Published online by Cambridge University Press: 21 April 2011
I Have presupposed hitherto that those who read this book must have understood the various doctrines of the heresy, and the history thereof. In case, however, that some may be ignorant of the bases of the various assaults, I shall go through a few of the chief statements. Since they have gained form various people have claimed priority.
Farmer, in 1789, was the first real anti-Shaksperean; and Horace Walpole's Historic Doubts have been ranked in the list. But this present contest was really first broached in The Romance of Yachting, a novel written in 1848 by Hart, New York.
In August 7, 1852, in Chambers's Edinburgh Journal, Mr. Jamieson wrote the anonymous article, “Who wrote Shakespeare?” and suggested that he “kept a poet.”

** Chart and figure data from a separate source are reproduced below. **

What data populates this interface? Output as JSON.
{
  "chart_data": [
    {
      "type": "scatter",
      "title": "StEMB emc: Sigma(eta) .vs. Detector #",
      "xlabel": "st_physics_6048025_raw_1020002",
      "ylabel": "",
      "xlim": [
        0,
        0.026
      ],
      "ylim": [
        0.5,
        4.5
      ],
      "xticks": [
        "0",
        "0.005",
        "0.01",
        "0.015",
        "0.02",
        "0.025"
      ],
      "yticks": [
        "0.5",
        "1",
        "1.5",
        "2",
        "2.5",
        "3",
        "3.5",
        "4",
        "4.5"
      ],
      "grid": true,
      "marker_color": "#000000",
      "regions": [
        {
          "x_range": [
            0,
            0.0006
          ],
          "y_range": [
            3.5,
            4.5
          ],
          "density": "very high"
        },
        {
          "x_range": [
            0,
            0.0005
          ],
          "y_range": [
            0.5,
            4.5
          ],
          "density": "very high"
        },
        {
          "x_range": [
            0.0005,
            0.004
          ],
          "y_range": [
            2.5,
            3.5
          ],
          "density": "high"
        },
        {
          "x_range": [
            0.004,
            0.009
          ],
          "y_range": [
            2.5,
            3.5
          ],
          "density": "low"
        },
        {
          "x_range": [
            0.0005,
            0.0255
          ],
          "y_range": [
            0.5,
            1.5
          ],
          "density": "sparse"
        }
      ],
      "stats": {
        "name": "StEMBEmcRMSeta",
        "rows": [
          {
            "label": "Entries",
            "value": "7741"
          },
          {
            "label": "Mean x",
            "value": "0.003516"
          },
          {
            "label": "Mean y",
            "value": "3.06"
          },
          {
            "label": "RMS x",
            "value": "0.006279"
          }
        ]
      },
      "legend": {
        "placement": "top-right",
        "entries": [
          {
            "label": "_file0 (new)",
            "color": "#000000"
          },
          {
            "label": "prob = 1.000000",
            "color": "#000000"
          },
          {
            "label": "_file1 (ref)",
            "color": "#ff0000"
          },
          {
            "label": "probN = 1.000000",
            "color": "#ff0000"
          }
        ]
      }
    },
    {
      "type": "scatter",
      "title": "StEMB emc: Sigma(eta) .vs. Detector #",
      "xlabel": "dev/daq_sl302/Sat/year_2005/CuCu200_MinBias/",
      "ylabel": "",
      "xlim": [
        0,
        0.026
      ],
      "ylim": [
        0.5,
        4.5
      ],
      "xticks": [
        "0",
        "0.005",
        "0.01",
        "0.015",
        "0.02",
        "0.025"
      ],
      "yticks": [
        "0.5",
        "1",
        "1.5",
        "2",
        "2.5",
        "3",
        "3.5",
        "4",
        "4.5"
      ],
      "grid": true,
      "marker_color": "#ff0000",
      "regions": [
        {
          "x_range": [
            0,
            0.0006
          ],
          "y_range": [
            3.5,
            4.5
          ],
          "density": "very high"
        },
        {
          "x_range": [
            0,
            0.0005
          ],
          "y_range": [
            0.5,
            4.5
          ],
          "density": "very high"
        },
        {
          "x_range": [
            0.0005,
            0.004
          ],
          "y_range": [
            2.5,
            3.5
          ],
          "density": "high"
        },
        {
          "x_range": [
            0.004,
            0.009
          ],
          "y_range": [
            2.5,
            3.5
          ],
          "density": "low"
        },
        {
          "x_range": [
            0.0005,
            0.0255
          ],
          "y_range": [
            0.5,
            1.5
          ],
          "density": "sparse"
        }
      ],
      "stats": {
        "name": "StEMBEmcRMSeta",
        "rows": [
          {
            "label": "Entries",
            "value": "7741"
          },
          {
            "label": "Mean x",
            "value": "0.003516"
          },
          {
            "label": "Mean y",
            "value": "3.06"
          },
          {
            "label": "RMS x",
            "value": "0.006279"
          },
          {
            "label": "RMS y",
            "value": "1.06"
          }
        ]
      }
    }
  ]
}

Miss Delia Bacon's article on the Philosophy of Shakespeare's Plays Unfolded appeared in Putnam's Magazine for January 1856, and was afterwards reprinted. She held that the poet Shakspere kept was “Bacon,” and that he had used these plays to unfold his new philosophy. She was nevertheless so inconsistent as to dwell over every souvenir of Shakspere; to haunt the places where he had lived; to spend even a night in Stratford Church by his tomb; and to lose her reason in her perplexity. But she suggested the idea in America, where many subsequent writers took it up. Meanwhile in England Mr. William Henry Smith was working at it, and in 1857 he published his book Bacon and Shakespeare, an Inquiry touching Players, Playhouses, and Playwriters in the days of Elizabeth.